Second, the longer pre-period renders it possible to run pseudo-regressions mirroring the set-up of the main ones: two pre- and four treatment years. 2008 and 2009 are now the pseudo-pre-treatment, while 2010–2013 are the pseudo-treatment years. As no reform occurred, the coefficient of the pseudo-treatment effect should not be statistically significant. This is the case for all four states. Thus, the statistically significant results obtained in the main regressions for Arkansas have not been there before but are particular to the post-ACA years.

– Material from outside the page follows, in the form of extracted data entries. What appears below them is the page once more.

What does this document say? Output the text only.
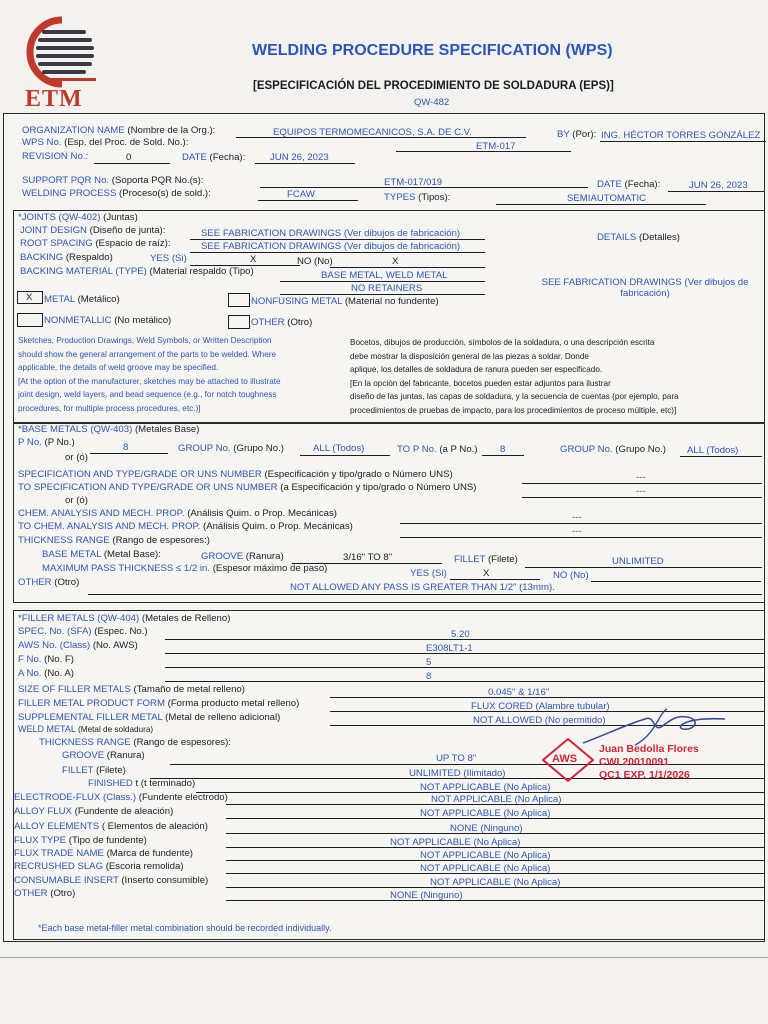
ETM
WELDING PROCEDURE SPECIFICATION (WPS)
[ESPECIFICACIÓN DEL PROCEDIMIENTO DE SOLDADURA (EPS)]
QW-482
ORGANIZATION NAME (Nombre de la Org.):	EQUIPOS TERMOMECANICOS, S.A. DE C.V.	BY (Por): ING. HÉCTOR TORRES GONZÁLEZ
WPS No. (Esp. del Proc. de Sold. No.):	ETM-017
REVISION No.:	0	DATE (Fecha):	JUN 26, 2023
SUPPORT PQR No. (Soporta PQR No.(s):	ETM-017/019	DATE (Fecha):	JUN 26, 2023
WELDING PROCESS (Proceso(s) de sold.):	FCAW	TYPES (Tipos):	SEMIAUTOMATIC
*JOINTS (QW-402) (Juntas)
JOINT DESIGN (Diseño de junta):	SEE FABRICATION DRAWINGS (Ver dibujos de fabricación)
ROOT SPACING (Espacio de raíz):	SEE FABRICATION DRAWINGS (Ver dibujos de fabricación)
DETAILS (Detalles)
BACKING (Respaldo)	YES (Si)	X	NO (No)	X
BACKING MATERIAL (TYPE) (Material respaldo (Tipo)	BASE METAL, WELD METAL
NO RETAINERS
SEE FABRICATION DRAWINGS (Ver dibujos de fabricación)
X METAL (Metálico)	NONFUSING METAL (Material no fundente)
NONMETALLIC (No metálico)	OTHER (Otro)
Sketches, Production Drawings, Weld Symbols, or Written Description
should show the general arrangement of the parts to be welded. Where
applicable, the details of weld groove may be specified.
[At the option of the manufacturer, sketches may be attached to illustrate
joint design, weld layers, and bead sequence (e.g., for notch toughness
procedures, for multiple process procedures, etc.)]
Bocetos, dibujos de producción, símbolos de la soldadura, o una descripción escrita
debe mostrar la disposición general de las piezas a soldar. Donde
aplique, los detalles de soldadura de ranura pueden ser especificado.
[En la opción del fabricante, bocetos pueden estar adjuntos para ilustrar
diseño de las juntas, las capas de soldadura, y la secuencia de cuentas (por ejemplo, para
procedimientos de pruebas de impacto, para los procedimientos de proceso múltiple, etc)]
*BASE METALS (QW-403) (Metales Base)
P No. (P No.)	8	GROUP No. (Grupo No.)	ALL (Todos)	TO P No. (a P No.) 8	GROUP No. (Grupo No.) ALL (Todos)
or (ó)
SPECIFICATION AND TYPE/GRADE OR UNS NUMBER (Especificación y tipo/grado o Número UNS)	---
TO SPECIFICATION AND TYPE/GRADE OR UNS NUMBER (a Especificación y tipo/grado o Número UNS)	---
or (ó)
CHEM. ANALYSIS AND MECH. PROP. (Análisis Quim. o Prop. Mecánicas)	---
TO CHEM. ANALYSIS AND MECH. PROP. (Análisis Quim. o Prop. Mecánicas)	---
THICKNESS RANGE (Rango de espesores:)
BASE METAL (Metal Base):	GROOVE (Ranura)	3/16" TO 8"	FILLET (Filete)	UNLIMITED
MAXIMUM PASS THICKNESS ≤ 1/2 in. (Espesor máximo de paso)	YES (Si)	X	NO (No)
OTHER (Otro)	NOT ALLOWED ANY PASS IS GREATER THAN 1/2" (13mm).
*FILLER METALS (QW-404) (Metales de Relleno)
SPEC. No. (SFA) (Espec. No.)	5.20
AWS No. (Class) (No. AWS)	E308LT1-1
F No. (No. F)	5
A No. (No. A)	8
SIZE OF FILLER METALS (Tamaño de metal relleno)	0.045" & 1/16"
FILLER METAL PRODUCT FORM (Forma producto metal relleno)	FLUX CORED (Alambre tubular)
SUPPLEMENTAL FILLER METAL (Metal de relleno adicional)	NOT ALLOWED (No permitido)
WELD METAL (Metal de soldadura)
THICKNESS RANGE (Rango de espesores):
GROOVE (Ranura)	UP TO 8"
FILLET (Filete)	UNLIMITED (Ilimitado)
FINISHED t (t terminado)	NOT APPLICABLE (No Aplica)
ELECTRODE-FLUX (Class.) (Fundente electrodo)	NOT APPLICABLE (No Aplica)
ALLOY FLUX (Fundente de aleación)	NOT APPLICABLE (No Aplica)
ALLOY ELEMENTS ( Elementos de aleación)	NONE (Ninguno)
FLUX TYPE (Tipo de fundente)	NOT APPLICABLE (No Aplica)
FLUX TRADE NAME (Marca de fundente)	NOT APPLICABLE (No Aplica)
RECRUSHED SLAG (Escoria remolida)	NOT APPLICABLE (No Aplica)
CONSUMABLE INSERT (Inserto consumible)	NOT APPLICABLE (No Aplica)
OTHER (Otro)	NONE (Ninguno)
*Each base metal-filler metal combination should be recorded individually.
AWS
Juan Bedolla Flores
CWI 20010091
QC1 EXP. 1/1/2026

Third, it is now possible to estimate regressions with a six-year pre-treatment period (2008–2013) for Arkansas and New Mexico (online resource table XI). The results resemble the main ones for both states. Arkansas again exhibits a statistically significant and positive migration effect, while New Mexico’s is not statistically significantly negative.

8 Conclusion

This paper studies the 2014 ACA Medicaid expansion’s migration effects, especially for border regions in expansion states bordering a non-expansion state. It compares these border with interior regions’ in-migration before and after the ACA in difference-in-difference and triple difference frameworks to assess the border migration effects. Treated border regions of expansion states are expected to attract more migrants after the ACA compared to both their pre-ACA migration rates and the migration evolution in these states’ interior regions.

The present paper’s contribution is the combination of Goodman’s (2017) analysis of the ACA Medicaid expansion with the border-versus-interior-regions approach by Alm and Enami (2017) to evaluate migration induced by a Medicaid expansion. Additionally, the present study extends up until 2017. This allows for both pooling years and studying slightly longer-term effects of the ACA Medicaid expansion on migration.

The paper could not identify border migration effects for most considered states, but Arkansas exhibits a statistically significant effect. Even for Arkansas, however, the aggregate number of additional migrants is so small that it seems manageable at the regional and state level. Thus, Medicaid migrants do not appear to impose a meaningful fiscal externality on these budgets. Excessively attracting low-income individuals due to the Medicaid expansion is unlikely even if the migration effect is statistically significant for the considered state.

Employing the border-versus-interior-regions approach and pooling several years can help identify border migration effects that otherwise could not be isolated. However, this approach is not enough when a state has few treated border regions and a low number of migrant observations. In these cases, the statistical power issues of previous studies resurface, rendering the identification of a Medicaid migration effect impossible. Therefore, the latter’s existence, precise size, and differences across states remain an unsolved puzzle requiring further research.